Face à une telle crise, les Etats du Sud et de l'Est de la Méditerranée ont jugé préférable de se tourner vers l'Union européenne. Celle-ci était non seulement leur premier partenaire commercial (Cf. Fig. 1), mais elle possédait une large expérience en matière de coopération et de développement économique. La relance des économies de ces Etats supposait en effet, dans les grandes lignes, une réforme du système éducatif et de formation (auparavant tourné quasi exclusivement vers la formation de fonctionnaires et de techniciens), une désegmentation du marché du travail, une diminution du rôle de l'Etat employeur et une relance des exportations. Le Partenariat Euro-Méditerranéen devait donc apporter à ces Etats un savoir-faire en matière de constitution et de gestion des entreprises privées, une aide financière destinée à atténuer le choc de la transition et une ouverture des marchés européens. Ces politiques n'ont été qu'imparfaitement mises en oeuvre de part et d'autre.

Fig. 1: Part de l'Union européenne dans le commerce extérieur des pays partenaires en 2000 [8]

1999 data

Chapitre II - Des moyens partiellement inadaptés aux ambitions

1) Un fonctionnement institutionnel inadéquat

Pour mettre en oeuvre les objectifs du Partenariat Euro-Méditerranéen, la déclaration de Barcelone prévoyait un fonctionnement institutionnel dual. Les décisions essentielles devaient être prises par les ministres, généralement des Affaires étrangères, réunis en sommets [9]. La mise en oeuvre de ces décisions, en particulier dans le domaine économique, était confiée à la Commission européenne, par l'intermédiaire de la Direction Générale des Relations Extérieures.

Le fonctionnement effectif du Partenariat ne s'est en pratique guère conformé à ce schéma. Les réunions ministérielles euro-méditerranéennes ne sont en effet que des forums diplomatiques, dont les recommandations n'ont, pour les participants, aucune portée contraignante. Cet état de fait a conduit les Etats, notamment les plus engagés sur le théâtre méditerranéen, à négliger l'enceinte partenariale, jugeant plus expédient de promouvoir leurs intérêts par la voie diplomatique traditionnelle.

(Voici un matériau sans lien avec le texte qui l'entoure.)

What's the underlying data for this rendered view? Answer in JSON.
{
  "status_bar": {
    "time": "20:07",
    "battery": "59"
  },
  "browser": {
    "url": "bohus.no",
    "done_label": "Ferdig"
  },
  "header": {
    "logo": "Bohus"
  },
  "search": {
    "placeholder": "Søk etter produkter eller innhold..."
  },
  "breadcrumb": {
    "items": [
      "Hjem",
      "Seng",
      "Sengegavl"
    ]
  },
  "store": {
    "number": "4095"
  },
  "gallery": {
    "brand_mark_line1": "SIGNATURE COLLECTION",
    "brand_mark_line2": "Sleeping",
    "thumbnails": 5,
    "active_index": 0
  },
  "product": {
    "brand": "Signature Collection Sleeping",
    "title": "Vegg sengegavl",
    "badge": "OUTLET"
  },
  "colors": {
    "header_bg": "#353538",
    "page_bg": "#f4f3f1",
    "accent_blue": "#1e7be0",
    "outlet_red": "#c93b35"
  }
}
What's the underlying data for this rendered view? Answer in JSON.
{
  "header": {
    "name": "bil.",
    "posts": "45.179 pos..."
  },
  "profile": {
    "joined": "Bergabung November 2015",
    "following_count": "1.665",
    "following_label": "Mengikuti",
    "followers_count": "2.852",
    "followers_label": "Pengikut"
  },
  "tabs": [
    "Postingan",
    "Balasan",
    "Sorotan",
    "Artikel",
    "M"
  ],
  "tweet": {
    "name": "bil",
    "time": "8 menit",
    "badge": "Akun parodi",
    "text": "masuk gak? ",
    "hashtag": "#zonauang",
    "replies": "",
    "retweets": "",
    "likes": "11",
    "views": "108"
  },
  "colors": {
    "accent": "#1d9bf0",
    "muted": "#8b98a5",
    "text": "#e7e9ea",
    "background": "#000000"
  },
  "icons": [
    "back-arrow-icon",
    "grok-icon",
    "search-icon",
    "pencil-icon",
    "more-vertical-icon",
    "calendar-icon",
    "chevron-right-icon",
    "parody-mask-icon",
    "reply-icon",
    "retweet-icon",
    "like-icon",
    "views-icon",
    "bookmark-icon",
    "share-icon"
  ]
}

Quant à la Commission européenne, elle a pris très au sérieux son rôle dans la réussite du processus de Barcelone, mais elle est, par définition, une institution purement européenne. Les Etats partenaires de l'Union n'y sont donc pas représentés et ne peuvent contribuer que de manière indirecte à la définition des programmes économiques les concernant. Cette réalité institutionnelle a pu donner à certains gouvernements partenaires le sentiment de n'être guère pris en compte par l'Europe [10]. La création récente de l'Assemblée parlementaire euro-méditerranéenne visait précisément à contrebalancer ce sentiment. Cette Assemblée n'est toutefois que consultative et ne remet pas en cause la suprématie de la Commission dans la définition des politiques économiques partenariales.

2) Une stratégie économique déséquilibrée

a) Une contradiction entre ambition multilatérale et procédures bilatérales

Cette centralité de la Commission européenne dans le processus décisionnel a eu des conséquences sur la mise en oeuvre du Partenariat économique. L'objectif essentiel de celui-ci est l'établissement d'une Zone de Libre-Echange (ZLE) euro-méditerranéenne à l'horizon 2010. La déclaration de Barcelone prévoyait pour ce faire d'accroître simultanément les échanges entre l'Union européenne et ses partenaires méditerranéens d'une part, entre ces derniers d'autre part.

Cet objectif d'intégration régionale "Sud-Sud" n'a toutefois pu s'imposer face à la puissance irrésistible de la logique d'intégration Nord-Sud. Les instruments quasi uniques de mise en œuvre du Partenariat économique ont en effet été les Accords d'Association, conclus entre l'Union européenne et ses différents partenaires et qui définissent les procédures de coopération technique et juridique, les conditions d'attribution de l'aide financière, ainsi que le rythme et les modalités de l'établissement du libre-échange entre l'Union européenne et ses différents partenaires [11]. Purement bilatéraux, ces Accords d'Association ont symbolisé autant que précipité la disparition de la logique d'intégration régionale Sud-Sud [12].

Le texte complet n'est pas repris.